Оказавшиеся в этом блистающем мире мать с дочерью видели вокруг себя лишь нечто совершенно им недоступного и запредельного уровня. Даже прикасаться к чему-либо они опасались из страха что-то испортить. Огромный, устланный красным ковром коридор, который предстояло подмести, исполнил их такого благоговения, что они не позволяли себе поднимать глаза или повышать голос. Когда дело дошло до мытья ступеней и полировки латунных полос на величественной лестнице, женщинам пришлось бороться с собой: матери – чтобы преодолеть робость, дочери – стыд перед тем, что она вынуждена работать на людях.
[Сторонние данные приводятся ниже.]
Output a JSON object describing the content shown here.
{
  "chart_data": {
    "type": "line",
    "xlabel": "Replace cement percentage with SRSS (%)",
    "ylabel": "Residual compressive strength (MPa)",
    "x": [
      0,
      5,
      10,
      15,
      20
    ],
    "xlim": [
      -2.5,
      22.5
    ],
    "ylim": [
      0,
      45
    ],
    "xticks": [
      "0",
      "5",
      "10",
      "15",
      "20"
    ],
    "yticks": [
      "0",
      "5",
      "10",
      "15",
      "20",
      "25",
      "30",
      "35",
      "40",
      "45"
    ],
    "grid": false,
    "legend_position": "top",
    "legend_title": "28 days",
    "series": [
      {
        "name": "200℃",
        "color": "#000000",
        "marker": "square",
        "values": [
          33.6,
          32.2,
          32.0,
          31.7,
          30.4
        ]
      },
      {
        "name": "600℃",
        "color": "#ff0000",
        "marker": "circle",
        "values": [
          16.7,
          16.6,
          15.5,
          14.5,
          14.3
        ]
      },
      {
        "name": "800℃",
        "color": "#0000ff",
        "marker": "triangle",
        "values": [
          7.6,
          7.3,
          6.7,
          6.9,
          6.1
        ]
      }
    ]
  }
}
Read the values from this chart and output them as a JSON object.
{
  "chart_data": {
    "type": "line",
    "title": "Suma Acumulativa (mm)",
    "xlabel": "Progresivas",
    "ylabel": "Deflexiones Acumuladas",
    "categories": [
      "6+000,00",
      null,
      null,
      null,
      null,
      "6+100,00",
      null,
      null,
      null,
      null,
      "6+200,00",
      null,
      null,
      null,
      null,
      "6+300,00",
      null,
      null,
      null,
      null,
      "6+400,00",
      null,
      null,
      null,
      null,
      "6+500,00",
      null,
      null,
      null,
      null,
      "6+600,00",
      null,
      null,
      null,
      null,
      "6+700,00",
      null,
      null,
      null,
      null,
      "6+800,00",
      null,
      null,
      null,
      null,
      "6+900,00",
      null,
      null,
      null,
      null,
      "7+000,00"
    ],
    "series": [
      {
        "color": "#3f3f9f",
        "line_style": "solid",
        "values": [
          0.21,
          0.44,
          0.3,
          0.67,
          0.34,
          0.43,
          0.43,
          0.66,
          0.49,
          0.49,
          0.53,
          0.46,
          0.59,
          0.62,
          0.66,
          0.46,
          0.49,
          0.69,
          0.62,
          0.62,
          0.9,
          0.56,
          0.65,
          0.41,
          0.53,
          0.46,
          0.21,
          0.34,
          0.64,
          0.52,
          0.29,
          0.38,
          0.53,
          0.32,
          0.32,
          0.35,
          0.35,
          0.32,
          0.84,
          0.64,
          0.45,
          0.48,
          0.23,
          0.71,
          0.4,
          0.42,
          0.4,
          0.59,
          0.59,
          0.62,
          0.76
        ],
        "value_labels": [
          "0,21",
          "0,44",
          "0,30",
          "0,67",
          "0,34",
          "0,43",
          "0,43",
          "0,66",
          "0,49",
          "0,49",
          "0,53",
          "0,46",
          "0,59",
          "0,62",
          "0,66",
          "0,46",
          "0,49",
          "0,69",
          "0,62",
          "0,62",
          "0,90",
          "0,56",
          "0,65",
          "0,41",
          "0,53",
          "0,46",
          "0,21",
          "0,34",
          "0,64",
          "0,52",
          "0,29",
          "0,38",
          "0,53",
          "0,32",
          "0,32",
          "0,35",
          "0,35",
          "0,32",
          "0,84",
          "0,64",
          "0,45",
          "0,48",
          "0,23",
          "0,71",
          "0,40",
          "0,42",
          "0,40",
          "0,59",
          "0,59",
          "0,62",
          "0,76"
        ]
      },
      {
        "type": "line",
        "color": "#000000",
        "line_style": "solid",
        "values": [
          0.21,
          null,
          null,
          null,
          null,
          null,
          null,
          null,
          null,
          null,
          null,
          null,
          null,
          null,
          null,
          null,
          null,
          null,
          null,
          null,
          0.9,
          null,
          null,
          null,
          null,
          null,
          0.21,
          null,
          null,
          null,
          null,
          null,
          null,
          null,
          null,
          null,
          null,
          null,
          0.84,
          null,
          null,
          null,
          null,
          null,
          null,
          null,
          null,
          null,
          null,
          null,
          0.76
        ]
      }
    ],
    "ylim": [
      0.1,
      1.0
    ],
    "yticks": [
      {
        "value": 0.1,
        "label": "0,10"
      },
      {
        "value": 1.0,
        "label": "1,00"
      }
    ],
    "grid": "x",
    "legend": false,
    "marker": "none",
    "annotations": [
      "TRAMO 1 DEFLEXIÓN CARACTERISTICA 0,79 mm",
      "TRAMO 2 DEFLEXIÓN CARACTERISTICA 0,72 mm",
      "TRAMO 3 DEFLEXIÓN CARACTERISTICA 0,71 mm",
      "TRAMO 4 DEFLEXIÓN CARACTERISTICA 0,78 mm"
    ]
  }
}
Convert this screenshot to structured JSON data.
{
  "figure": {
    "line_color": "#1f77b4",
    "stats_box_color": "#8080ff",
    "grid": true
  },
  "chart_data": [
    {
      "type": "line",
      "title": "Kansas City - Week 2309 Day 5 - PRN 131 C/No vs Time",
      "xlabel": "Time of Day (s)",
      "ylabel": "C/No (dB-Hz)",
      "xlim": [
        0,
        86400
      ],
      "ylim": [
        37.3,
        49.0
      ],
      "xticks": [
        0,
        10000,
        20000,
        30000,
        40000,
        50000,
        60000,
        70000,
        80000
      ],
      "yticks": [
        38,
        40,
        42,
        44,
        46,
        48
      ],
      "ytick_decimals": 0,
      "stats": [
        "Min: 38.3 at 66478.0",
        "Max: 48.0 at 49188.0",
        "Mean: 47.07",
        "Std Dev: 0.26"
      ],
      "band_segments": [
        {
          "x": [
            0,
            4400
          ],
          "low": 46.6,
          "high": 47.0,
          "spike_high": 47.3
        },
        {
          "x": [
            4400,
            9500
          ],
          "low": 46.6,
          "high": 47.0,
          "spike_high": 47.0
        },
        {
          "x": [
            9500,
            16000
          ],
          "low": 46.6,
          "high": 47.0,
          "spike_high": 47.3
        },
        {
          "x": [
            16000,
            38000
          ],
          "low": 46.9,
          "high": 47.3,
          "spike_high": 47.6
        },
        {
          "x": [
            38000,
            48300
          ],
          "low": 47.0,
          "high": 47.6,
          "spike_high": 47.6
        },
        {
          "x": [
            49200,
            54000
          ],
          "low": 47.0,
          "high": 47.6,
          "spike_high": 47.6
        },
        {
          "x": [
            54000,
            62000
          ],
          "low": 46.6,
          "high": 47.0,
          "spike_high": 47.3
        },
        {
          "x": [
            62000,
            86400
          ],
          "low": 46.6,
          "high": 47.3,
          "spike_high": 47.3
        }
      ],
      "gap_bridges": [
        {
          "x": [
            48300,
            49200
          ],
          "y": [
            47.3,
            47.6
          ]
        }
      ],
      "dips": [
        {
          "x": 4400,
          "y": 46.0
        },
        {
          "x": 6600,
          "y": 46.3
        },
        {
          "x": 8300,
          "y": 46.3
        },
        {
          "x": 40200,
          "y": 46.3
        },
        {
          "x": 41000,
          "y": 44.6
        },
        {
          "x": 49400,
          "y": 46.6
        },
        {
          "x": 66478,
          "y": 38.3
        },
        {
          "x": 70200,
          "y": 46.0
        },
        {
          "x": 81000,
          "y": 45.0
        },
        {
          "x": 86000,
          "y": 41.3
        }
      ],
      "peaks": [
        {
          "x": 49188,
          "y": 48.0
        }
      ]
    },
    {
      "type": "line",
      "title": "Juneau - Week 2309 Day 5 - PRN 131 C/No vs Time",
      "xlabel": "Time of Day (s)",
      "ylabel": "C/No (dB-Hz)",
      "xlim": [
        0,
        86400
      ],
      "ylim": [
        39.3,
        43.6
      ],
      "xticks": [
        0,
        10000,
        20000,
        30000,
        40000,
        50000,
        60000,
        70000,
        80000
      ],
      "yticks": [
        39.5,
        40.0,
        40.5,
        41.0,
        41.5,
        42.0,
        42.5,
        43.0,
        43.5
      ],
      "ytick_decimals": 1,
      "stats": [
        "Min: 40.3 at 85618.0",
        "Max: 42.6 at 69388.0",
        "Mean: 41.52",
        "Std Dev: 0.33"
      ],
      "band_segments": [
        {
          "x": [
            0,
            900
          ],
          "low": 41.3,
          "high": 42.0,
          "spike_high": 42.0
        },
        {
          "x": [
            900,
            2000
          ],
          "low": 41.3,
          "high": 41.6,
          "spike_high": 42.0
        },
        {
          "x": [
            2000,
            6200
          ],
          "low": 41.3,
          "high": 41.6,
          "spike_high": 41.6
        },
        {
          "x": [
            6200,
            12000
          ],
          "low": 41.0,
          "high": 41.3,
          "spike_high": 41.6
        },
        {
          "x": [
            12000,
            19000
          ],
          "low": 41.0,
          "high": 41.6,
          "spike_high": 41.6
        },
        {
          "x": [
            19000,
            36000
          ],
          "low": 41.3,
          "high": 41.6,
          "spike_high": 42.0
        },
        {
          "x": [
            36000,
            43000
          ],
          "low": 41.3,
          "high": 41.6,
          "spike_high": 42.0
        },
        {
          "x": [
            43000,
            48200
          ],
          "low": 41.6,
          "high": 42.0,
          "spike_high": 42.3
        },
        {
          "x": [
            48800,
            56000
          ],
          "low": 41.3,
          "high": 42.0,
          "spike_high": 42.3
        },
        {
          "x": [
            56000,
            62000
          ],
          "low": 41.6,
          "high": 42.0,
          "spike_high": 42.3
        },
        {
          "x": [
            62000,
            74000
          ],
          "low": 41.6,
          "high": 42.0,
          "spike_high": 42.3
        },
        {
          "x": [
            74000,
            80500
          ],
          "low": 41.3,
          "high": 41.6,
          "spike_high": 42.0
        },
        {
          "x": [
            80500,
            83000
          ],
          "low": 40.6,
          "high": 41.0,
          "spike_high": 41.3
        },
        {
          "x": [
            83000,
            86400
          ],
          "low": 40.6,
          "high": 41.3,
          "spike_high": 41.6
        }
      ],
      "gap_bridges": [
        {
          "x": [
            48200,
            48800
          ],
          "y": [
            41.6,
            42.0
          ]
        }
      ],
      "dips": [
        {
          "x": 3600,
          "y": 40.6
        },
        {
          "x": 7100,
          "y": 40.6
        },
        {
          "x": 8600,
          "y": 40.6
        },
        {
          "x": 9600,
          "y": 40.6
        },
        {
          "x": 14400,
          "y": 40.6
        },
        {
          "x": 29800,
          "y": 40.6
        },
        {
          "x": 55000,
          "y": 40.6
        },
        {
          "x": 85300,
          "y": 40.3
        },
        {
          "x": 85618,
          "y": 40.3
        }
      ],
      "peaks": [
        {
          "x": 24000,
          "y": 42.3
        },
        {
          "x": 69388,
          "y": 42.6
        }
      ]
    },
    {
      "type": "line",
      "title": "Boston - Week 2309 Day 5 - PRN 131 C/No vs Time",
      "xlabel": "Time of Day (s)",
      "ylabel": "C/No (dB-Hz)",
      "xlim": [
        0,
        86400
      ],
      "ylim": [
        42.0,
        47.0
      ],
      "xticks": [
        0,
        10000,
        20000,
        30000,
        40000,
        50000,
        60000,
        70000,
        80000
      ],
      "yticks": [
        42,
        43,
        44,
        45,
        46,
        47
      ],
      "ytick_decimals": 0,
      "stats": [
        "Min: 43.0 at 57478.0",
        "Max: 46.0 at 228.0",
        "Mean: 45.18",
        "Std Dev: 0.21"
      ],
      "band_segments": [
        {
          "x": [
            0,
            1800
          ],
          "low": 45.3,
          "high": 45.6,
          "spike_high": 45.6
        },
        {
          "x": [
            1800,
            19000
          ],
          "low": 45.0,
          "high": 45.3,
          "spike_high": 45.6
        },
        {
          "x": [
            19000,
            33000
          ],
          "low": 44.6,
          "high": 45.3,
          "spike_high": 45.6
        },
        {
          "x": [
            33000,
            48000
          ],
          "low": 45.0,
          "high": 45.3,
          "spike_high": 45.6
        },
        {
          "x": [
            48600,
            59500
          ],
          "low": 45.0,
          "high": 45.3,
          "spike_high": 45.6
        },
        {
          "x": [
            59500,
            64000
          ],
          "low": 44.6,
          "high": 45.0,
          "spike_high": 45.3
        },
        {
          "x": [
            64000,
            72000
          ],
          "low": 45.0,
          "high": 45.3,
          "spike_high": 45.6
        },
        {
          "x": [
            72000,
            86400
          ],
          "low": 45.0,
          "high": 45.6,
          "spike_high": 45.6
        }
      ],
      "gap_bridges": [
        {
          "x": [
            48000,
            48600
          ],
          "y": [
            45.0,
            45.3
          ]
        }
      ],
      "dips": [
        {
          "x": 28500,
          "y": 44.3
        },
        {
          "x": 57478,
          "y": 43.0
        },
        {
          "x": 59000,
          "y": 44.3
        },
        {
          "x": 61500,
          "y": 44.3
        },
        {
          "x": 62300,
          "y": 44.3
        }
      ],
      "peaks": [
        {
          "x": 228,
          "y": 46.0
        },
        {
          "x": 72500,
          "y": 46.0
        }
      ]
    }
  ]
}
Под ними распростерся внушительный вестибюль, и мужчины, которые то и дело заходили туда отдохнуть или покурить, могли видеть их обеих.

– Разве тут не замечательно? – нервно спросила Женевьева, скорее чтобы заглушить беспокойство, чем с какой-то иной целью.

– О да, – ответила мать, которая, стоя на коленях, старательно, но неловко выжимала тряпку.

– Чтобы тут жить, наверное, кучу денег нужно иметь.

– Да, – согласилась мать. – Ты, главное, по углам не забывай протирать. Смотри, вот тут пропустила.